A Importância da Comissão da Amazônia para os Povos Originários
Juliana Cardoso assumiu, nesta quarta-feira, 4 de fevereiro, a Presidência da Comissão da Amazônia e dos Povos Originários e Tradicionais. Para ela, essa comissão é resultado de um projeto político que emerge da luta histórica dos povos indígenas, ribeirinhos e comunidades tradicionais, que por séculos foram deixados à margem das discussões políticas.
A nova presidente enfatiza que a criação dessa comissão é um reflexo da resistência e da mobilização de um campo político que acredita na democracia e na diversidade, além de um reconhecimento do papel essencial que a proteção ambiental desempenha no futuro do Brasil.
Defesa da Amazônia e dos Direitos Indígenas
Cardoso considera a comissão um espaço estratégico no combate à crise climática, enfatizando que a defesa dos direitos dos povos originários e tradicionais é fundamental para o país. Ela deseja que todos os grupos, incluindo ribeirinhos, quilombolas e as comunidades indígenas, se vejam representados neste espaço, que também deve abordar questões de racismo ambiental, uma pauta urgente que demanda atenção e ação efetiva.
“Esperamos que esta Comissão se torne um verdadeiro avanço nas políticas de combate ao desmatamento, ao garimpo ilegal e a todas as formas de violência contra os povos”, afirma Cardoso. Ela destaca que a luta dos ancestrais deve inspirar o trabalho coletivo, garantindo um futuro onde os povos originários possam viver plenamente, sem medo da perda de suas terras ou de violências.
O Que Está em Jogo para o Brasil?
A nova presidente expressa perplexidade em relação a quem defende o desmatamento, ressaltando que essa mentalidade tem crescido, especialmente entre setores bolsonaristas que buscam desmantelar as políticas de proteção ambiental. A aprovação do PL da Devastação, um projeto que ameaça os territórios e a vida dos povos, é um exemplo claro das ameaças que precisam ser combatidas por meio da resistência política.

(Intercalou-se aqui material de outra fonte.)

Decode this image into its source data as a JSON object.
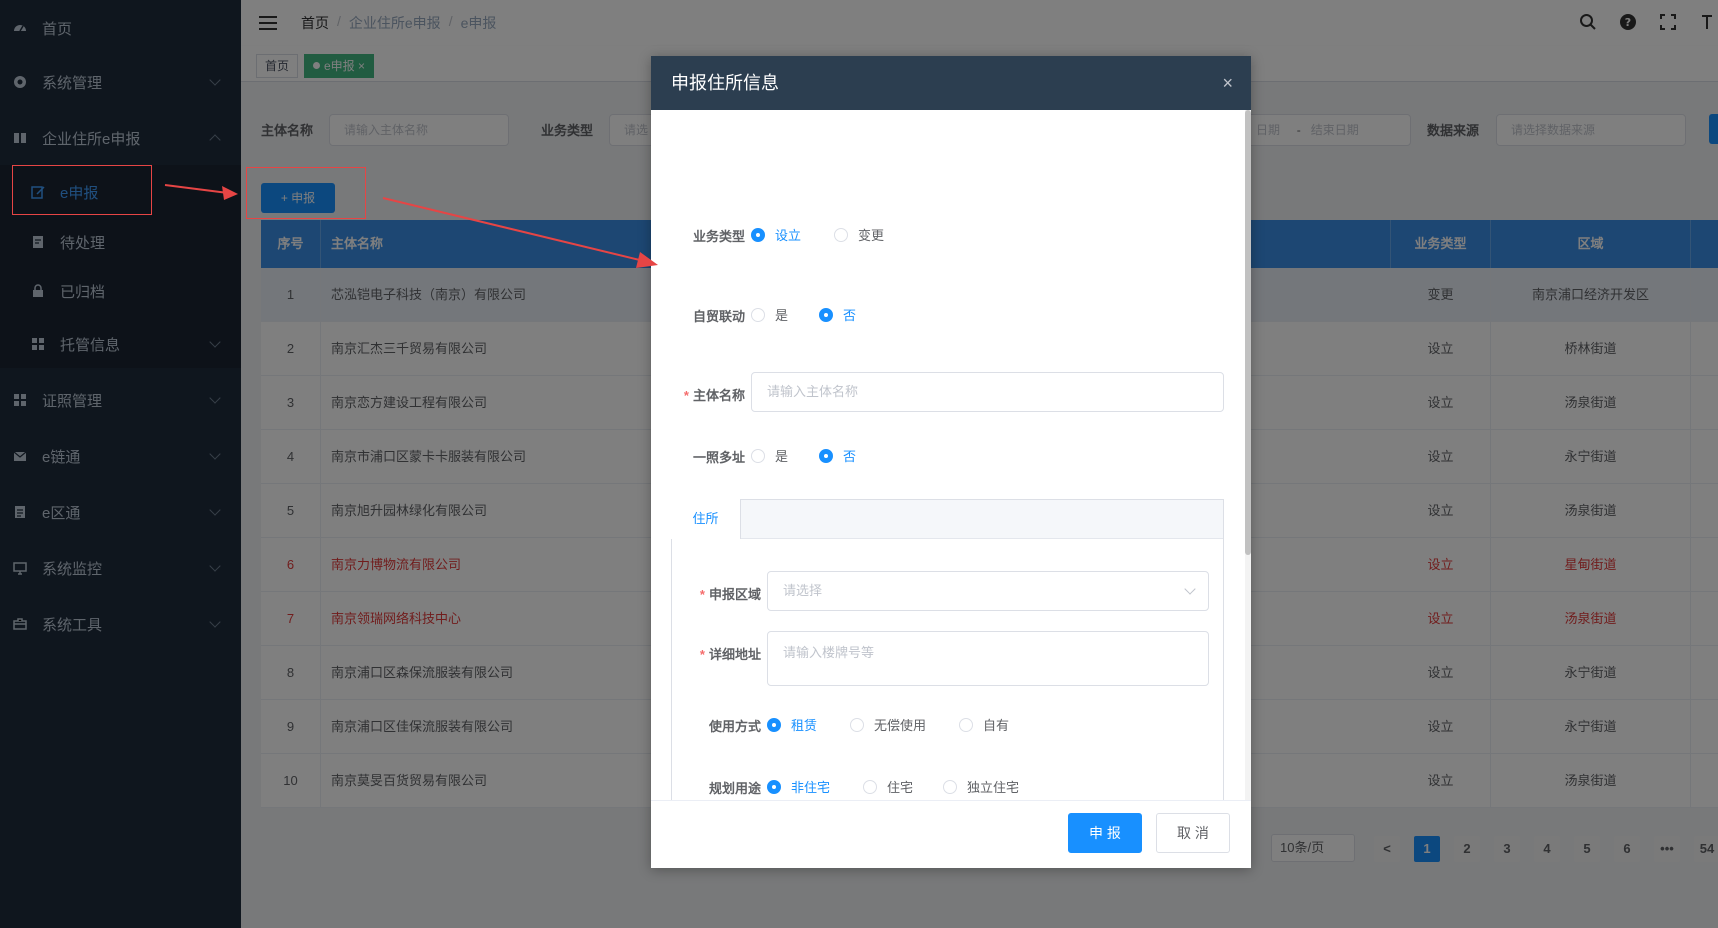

“Vivemos um momento de avanços significativos. Hoje, temos o Ministério dos Povos Indígenas e outras instituições que reconhecem a importância dos povos tradicionais. Contudo, ainda enfrentamos desafios, especialmente em relação ao orçamento público e à necessidade de debater o Brasil que queremos construir”, complementa Cardoso.
Desenvolvimento Sustentável e Justiça Social
Ela defende um Brasil que valorize sua diversidade e ancestralidade, lembrando que o verdadeiro desenvolvimento não pode ser baseado na destruição. O país possui condições de investir em energia limpa e uma economia sustentável que respeite a vida e o meio ambiente, sem promover o desmatamento.
Desde a criação da Comissão em 2023, liderada por deputadas comprometidas com a causa, projetos essenciais para a defesa dos povos originários têm sido discutidos. Cardoso menciona a aprovação do PL 4566/2023, que combate a tese ruralista do marco temporal e reconhece 1500 como o ano do genocídio indígena, além do PL 2739/2025, que cria o Dia Nacional da Saúde Indígena.
Compromisso com o Futuro dos Povos Tradicionais
Durante sua presidência, Cardoso se compromete a priorizar o diálogo e a escuta ativa, além de manter uma presença constante nos territórios ameaçados. Ela garante que irá trabalhar incessantemente para defender a vida dos povos indígenas e das comunidades tradicionais, assim como a conservação da Amazônia e de outros biomas vulneráveis.
“Presidir esta Comissão é mais do que uma honra. É uma responsabilidade enorme de enfrentar interesses poderosos, denunciar violações e construir consensos quando necessário”, finaliza. A mensagem é clara: defender os povos originários e a Amazônia é, sem dúvida, defender o Brasil.